The Knop case involved a family business call "Ticonderoga Farms," which operated as an S corporation in the State of Virginia. The father owned 72.76% of the outstanding stock, and his three children, collectively, owned the remaining 27.24%. In 1989, the father expressed an intention to start making annual gifts of stock to his children, as part of his estate planning. Each year thereafter, when the company's accountant prepared the company's federal income tax return (IRS Form 1065), the accountant evidenced the annual stock gifts by increasing the percentage of each child's ownership interest shown on the child's Form K-1 (i.e., the statement of the child's share of taxable income from the company). Further, the children received emails from their father indicating his intention and belief that he was making annual stock gifts to them. By 2004, each child's K-1 indicated that the annual gifts had increased his or her ownership interest to 14.687%, or roughly 44% for the three children in the aggregate.
Years later, the father wanted the company to transfer some of its property to create a scenic easement, but the children opposed the measure. Under the company's bylaws, the company could not transfer the property without approval of shareholders owning at least 90% of the stock. The father sought to circumvent this requirement by converting the corporation to a limited liability company, under whose governing documents he would have unilateral control to transfer the property. The conversion to an LLC under Virginia law required approval of shareholders owning two-thirds of the corporation's stock, so the father asserted that he still owned 72.76% of the stock (i.e., more than two thirds) and that the annual stock gifts made from 1989-2004 were not valid. The father took the position that although he had intended to make the stock gifts, he had never delivered the gifts by surrendering his stock certificate.
Under Virginia law, as under the law of many states, a gift requires (i) donative intent and (ii) actual or constructive delivery of the gifted property. Although the father clearly intended to make the gifts, he did not actually deliver the stock because, according to Virginia's statutes, a certificated security is deemed to be transferred when the transferee obtains possession of the certificate.
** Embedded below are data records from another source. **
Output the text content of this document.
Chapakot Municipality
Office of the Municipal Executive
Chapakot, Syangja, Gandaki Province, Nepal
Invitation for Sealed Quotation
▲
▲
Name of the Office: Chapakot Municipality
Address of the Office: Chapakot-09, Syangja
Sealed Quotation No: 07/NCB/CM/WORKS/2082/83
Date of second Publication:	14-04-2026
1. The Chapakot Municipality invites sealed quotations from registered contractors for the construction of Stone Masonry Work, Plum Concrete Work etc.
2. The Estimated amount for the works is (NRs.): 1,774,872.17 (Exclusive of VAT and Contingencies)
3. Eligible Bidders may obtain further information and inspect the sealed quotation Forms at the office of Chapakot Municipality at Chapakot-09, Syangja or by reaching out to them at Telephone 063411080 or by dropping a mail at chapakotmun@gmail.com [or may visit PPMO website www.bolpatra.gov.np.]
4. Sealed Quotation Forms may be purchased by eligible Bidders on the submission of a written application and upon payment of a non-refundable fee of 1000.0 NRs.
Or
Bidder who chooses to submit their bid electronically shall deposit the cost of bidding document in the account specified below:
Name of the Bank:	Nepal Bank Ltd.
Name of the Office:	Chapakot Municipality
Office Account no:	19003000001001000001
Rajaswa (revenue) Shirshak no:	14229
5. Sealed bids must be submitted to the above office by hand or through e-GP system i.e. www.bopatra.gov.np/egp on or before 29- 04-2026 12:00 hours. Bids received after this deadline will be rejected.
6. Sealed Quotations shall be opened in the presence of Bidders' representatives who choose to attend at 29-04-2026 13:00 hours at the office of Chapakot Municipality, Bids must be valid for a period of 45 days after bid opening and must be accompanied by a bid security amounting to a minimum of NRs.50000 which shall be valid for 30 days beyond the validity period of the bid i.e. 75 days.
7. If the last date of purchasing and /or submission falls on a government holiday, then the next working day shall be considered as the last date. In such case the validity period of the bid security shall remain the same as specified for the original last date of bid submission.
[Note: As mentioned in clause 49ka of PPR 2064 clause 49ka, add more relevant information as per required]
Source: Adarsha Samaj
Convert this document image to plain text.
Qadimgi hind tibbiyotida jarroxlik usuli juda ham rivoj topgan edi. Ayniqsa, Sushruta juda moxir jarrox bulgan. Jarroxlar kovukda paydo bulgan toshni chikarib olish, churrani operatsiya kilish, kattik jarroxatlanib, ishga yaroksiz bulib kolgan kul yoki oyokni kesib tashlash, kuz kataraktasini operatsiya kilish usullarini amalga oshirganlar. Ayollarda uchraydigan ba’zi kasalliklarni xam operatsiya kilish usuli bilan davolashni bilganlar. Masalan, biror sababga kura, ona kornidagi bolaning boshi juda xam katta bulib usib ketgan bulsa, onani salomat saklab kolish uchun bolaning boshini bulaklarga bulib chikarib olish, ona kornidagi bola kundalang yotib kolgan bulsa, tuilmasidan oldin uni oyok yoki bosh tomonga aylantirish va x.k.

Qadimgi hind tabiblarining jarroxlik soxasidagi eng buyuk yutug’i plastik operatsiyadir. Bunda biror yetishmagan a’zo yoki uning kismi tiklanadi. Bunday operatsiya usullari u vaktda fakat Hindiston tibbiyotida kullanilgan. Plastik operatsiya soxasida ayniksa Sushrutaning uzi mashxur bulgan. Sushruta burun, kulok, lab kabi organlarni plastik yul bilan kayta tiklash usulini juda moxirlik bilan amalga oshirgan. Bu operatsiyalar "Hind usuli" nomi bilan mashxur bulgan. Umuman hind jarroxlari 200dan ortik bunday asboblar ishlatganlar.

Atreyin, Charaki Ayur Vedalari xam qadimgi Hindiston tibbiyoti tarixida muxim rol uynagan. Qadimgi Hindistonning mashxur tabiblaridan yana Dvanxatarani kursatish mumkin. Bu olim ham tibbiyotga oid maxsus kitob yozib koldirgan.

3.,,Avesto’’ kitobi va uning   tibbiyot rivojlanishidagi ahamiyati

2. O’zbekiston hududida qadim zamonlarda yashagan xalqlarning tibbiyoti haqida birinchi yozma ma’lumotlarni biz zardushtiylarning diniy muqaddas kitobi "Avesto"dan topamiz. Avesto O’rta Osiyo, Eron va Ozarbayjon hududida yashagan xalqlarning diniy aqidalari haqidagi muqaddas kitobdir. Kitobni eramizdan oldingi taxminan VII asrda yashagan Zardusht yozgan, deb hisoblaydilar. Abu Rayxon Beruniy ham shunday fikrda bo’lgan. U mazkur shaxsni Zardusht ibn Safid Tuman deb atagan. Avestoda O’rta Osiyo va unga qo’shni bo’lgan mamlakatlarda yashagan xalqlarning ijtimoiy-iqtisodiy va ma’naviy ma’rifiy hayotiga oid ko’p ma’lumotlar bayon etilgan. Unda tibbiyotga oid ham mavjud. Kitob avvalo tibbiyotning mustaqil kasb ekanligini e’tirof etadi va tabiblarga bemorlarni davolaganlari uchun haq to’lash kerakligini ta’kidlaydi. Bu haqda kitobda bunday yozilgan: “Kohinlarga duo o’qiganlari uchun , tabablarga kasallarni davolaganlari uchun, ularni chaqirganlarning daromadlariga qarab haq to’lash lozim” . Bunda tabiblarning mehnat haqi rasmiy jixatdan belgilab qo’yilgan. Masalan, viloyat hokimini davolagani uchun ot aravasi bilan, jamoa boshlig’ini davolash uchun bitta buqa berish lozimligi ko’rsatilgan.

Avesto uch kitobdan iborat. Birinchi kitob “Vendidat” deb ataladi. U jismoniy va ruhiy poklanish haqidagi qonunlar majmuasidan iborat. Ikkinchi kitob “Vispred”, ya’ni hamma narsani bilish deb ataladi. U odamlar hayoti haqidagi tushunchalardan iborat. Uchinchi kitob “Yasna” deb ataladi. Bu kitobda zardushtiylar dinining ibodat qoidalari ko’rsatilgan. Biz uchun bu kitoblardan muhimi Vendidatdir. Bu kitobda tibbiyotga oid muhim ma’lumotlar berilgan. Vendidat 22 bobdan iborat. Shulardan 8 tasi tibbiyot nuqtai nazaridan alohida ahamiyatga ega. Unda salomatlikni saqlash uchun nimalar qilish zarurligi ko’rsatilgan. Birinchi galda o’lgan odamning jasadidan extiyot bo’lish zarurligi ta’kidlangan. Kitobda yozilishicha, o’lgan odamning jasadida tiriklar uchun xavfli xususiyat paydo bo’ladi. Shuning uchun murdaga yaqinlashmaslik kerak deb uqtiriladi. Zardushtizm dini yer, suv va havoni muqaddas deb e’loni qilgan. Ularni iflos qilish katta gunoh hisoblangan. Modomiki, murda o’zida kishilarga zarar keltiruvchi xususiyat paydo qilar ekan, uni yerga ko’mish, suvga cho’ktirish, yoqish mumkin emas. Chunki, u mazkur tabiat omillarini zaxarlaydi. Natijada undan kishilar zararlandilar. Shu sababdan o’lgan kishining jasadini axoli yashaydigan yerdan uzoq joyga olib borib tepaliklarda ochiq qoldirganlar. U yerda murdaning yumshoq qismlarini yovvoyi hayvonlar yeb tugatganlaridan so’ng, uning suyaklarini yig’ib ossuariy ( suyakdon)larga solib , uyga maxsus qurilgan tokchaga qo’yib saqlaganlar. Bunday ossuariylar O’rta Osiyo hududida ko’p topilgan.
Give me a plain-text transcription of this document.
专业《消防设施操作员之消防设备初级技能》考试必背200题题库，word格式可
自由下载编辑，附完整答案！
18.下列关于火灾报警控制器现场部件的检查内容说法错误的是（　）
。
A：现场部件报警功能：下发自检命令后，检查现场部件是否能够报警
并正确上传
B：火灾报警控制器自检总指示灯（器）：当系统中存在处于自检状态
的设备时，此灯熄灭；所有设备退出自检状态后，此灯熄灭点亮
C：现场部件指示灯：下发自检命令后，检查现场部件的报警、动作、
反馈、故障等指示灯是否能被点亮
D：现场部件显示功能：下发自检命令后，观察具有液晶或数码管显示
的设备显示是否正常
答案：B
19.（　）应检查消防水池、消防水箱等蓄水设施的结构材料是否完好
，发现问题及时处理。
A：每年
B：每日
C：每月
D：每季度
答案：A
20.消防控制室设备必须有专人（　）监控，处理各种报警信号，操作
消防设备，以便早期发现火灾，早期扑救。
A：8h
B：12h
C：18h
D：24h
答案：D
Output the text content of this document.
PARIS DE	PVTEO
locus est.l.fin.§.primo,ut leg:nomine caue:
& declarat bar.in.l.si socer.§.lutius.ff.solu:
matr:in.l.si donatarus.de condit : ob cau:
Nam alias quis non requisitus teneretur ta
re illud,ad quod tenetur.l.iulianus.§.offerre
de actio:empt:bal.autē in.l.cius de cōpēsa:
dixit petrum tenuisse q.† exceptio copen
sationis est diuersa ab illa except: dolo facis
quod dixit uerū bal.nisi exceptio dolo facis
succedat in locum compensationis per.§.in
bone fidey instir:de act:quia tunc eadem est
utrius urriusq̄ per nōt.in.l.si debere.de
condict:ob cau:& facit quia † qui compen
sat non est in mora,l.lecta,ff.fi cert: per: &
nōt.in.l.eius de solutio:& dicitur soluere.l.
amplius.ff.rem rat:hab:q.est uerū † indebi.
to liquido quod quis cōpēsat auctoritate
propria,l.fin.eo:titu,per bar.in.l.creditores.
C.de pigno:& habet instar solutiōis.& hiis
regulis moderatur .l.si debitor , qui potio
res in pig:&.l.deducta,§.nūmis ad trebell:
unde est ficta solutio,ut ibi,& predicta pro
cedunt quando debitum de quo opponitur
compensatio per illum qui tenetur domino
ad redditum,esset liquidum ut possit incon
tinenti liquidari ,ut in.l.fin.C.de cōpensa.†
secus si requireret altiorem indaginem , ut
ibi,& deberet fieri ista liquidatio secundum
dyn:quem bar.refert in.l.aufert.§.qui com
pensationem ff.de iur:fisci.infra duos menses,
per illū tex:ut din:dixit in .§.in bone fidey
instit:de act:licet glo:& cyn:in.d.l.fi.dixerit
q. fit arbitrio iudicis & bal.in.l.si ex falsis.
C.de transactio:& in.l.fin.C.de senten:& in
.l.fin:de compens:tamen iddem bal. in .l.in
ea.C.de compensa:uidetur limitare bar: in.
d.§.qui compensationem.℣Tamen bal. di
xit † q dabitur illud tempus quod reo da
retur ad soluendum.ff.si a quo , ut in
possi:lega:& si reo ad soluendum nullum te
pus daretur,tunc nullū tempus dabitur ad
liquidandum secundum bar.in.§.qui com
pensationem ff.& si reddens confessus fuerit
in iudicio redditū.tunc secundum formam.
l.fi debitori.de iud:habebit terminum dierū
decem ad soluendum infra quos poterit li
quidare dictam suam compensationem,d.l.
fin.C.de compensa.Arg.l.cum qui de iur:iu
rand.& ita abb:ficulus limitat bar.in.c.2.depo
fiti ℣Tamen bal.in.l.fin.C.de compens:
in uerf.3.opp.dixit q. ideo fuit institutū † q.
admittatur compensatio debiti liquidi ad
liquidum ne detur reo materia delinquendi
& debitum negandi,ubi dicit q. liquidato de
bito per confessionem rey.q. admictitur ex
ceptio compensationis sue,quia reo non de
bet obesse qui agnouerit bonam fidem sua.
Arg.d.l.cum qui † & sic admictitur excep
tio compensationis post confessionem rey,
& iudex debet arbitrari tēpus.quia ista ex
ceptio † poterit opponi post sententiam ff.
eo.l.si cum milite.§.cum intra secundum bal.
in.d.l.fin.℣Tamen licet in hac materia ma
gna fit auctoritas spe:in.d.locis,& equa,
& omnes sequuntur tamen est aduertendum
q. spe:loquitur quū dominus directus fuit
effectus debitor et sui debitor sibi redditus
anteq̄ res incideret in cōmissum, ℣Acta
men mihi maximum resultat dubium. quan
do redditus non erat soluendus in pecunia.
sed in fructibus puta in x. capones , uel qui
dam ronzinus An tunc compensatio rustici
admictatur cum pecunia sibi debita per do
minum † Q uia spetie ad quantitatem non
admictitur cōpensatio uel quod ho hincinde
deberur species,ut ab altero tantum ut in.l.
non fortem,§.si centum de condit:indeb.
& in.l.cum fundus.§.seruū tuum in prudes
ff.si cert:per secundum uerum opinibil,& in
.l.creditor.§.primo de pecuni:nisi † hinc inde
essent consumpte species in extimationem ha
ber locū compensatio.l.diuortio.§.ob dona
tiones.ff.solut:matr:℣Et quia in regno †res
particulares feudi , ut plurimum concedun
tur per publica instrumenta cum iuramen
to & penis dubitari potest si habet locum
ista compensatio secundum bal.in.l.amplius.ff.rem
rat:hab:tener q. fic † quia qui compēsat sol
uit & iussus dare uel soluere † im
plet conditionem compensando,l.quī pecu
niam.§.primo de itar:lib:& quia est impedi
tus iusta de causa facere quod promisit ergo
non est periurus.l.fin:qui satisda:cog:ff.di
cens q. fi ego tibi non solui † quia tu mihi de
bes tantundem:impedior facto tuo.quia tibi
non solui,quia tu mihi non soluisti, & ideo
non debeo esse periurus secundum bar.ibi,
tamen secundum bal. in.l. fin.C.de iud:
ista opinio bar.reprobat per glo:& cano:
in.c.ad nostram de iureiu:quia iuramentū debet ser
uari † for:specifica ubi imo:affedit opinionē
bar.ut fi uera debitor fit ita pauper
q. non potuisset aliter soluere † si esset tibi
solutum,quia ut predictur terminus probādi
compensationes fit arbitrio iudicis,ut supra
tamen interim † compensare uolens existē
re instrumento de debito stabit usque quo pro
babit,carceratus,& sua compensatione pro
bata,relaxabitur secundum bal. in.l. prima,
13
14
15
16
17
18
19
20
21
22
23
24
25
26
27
Although the children attempted to argue that the father's acquiescence in the stock gifts reflected on the children's K-1s was "constructive" delivery, the Court held that a transferor's actions do not constitute constructive delivery unless the transferor, in the process, gives up his own dominion and control, such as by giving the certificate to the transferee's agent or even locking the certificates in a chest and giving the transferee the only key.
For these reasons the Virginia Supreme Court held that the annual gifts of stock were invalid and, as a legal matter, the father and children, respectively, held the same number of shares as they held before the annual stock gifts purportedly occurred.
You can imagine how disruptive it could be to the governance and management of a company, as well as the estate planning of the owners, if substantial stock transfers were found to be invalid many years after everyone thought they had been accomplished. That circumstance could give rise to a sudden and shocking change of control and could invalidate the election of certain directors, the acts of the governing board, or any past acts that required shareholder approval. Further, it could nullify stock transfers that were part of a plan to reduce estate taxes and thus could cause substantial additional value to be included in the purported transferor's taxable estate.
Sometimes family business owners and their advisors are tempted to take short cuts when executing or documenting a transaction among family members because all the parties are "on the same page." If you skip some of the details in a family transaction, however, you might miss a key element of the transaction and that could cause trouble in the case of a subsequent dispute, or in an IRS audit, or when a potential buyer does his or her due diligence.
LESSON: Always document and carry out your transactions among family members with the same care and attention to detail as when you engage in transactions with unrelated third parties.